Future research must prioritize replication of these findings, especially the unexpected association between dementia predisposition and reduced sleep apnea risk, in independent, large-scale, and diverse cohorts. Investigating potential methodological reasons for this counterintuitive finding should be a priority. Further studies should also aim to use more refined phenotypes and investigate potential mediating biological pathways if these causal associations are substantiated. In addition, clarifying dementia subtypes may facilitate earlier risk prediction and may promote the development of subtype-specific therapeutic or precision prevention strategies.

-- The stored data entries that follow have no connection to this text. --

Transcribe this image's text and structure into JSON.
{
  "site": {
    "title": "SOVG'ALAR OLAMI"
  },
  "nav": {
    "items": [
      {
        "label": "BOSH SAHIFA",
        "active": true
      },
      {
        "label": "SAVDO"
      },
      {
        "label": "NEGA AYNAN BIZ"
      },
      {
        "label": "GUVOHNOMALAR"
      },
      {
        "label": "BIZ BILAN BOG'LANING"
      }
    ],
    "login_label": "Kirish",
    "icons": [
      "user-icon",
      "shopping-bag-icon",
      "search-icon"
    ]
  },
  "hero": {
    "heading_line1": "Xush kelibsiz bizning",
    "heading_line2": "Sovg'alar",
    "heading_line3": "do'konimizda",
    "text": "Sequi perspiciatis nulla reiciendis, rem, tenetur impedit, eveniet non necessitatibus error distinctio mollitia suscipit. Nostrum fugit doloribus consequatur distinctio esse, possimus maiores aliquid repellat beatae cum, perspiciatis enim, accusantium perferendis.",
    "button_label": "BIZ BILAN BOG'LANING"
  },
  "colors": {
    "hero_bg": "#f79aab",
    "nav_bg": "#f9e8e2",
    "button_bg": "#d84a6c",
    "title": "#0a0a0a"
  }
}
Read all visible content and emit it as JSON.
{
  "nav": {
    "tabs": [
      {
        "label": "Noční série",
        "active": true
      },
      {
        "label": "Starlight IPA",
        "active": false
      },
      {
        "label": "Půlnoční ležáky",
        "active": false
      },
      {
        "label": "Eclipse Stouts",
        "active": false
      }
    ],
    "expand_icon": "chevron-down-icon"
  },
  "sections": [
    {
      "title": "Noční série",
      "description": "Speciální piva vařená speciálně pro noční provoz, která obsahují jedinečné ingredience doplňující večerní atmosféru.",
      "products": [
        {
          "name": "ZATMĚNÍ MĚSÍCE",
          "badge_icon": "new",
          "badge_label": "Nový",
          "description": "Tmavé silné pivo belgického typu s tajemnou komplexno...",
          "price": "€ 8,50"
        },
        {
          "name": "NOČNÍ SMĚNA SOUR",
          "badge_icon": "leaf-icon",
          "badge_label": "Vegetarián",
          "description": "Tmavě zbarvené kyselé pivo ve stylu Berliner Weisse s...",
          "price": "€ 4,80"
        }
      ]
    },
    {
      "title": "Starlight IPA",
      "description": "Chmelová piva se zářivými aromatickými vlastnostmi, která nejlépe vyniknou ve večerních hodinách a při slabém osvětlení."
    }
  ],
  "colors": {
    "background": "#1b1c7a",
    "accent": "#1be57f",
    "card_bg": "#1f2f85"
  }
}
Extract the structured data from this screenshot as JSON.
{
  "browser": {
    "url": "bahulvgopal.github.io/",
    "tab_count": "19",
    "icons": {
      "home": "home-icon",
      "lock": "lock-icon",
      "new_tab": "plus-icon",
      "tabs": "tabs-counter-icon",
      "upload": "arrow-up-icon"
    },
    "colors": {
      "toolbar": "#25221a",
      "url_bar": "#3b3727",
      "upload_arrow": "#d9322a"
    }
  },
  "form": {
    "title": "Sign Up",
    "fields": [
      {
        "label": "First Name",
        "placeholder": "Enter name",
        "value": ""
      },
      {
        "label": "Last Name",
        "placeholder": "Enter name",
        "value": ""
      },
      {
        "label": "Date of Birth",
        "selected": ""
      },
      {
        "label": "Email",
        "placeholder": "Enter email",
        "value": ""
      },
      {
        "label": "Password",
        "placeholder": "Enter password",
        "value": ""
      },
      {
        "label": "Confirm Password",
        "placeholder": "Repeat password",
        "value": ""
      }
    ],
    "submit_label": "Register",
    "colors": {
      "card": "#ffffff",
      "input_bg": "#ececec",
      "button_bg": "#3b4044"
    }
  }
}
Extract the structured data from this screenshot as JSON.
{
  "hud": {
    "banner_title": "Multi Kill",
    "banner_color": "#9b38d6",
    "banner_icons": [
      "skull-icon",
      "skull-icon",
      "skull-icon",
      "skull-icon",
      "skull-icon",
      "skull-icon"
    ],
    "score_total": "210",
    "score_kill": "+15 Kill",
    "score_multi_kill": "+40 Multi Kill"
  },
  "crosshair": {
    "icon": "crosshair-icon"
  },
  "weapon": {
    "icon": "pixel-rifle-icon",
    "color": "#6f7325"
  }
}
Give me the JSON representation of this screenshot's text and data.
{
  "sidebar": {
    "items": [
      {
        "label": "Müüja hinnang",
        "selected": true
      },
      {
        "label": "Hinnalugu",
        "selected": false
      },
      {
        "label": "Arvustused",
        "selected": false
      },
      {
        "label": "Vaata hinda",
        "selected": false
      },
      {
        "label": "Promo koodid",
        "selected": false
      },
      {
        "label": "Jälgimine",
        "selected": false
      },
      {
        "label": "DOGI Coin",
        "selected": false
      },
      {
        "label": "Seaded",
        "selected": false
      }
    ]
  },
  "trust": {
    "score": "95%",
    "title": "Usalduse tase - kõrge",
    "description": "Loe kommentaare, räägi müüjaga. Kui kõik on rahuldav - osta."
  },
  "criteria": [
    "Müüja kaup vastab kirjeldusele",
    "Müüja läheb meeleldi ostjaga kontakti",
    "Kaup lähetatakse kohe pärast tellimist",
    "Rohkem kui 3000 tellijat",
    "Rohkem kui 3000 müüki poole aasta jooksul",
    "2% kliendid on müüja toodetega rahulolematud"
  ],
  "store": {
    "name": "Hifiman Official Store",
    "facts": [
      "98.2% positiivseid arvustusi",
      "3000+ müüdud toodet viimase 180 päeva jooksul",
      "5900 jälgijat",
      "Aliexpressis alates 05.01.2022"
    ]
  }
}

In conclusion, this MR study provides suggestive genetic evidence supporting a causal protective effect of OSA predisposition on unspecified dementia risk. It also presents exploratory, and more tentative, genetic evidence suggesting that predisposition to general dementia and AD may be causally associated with a reduced risk of sleep apnea. While the former aligns with hypotheses such as hypoxic preconditioning, the latter is unexpected and requires substantial further investigation to distinguish potential novel biological insights from methodological or complex genetic phenomena. These findings underscore the intricate, and potentially counterintuitive, causal dynamics between sleep apnea and dementia.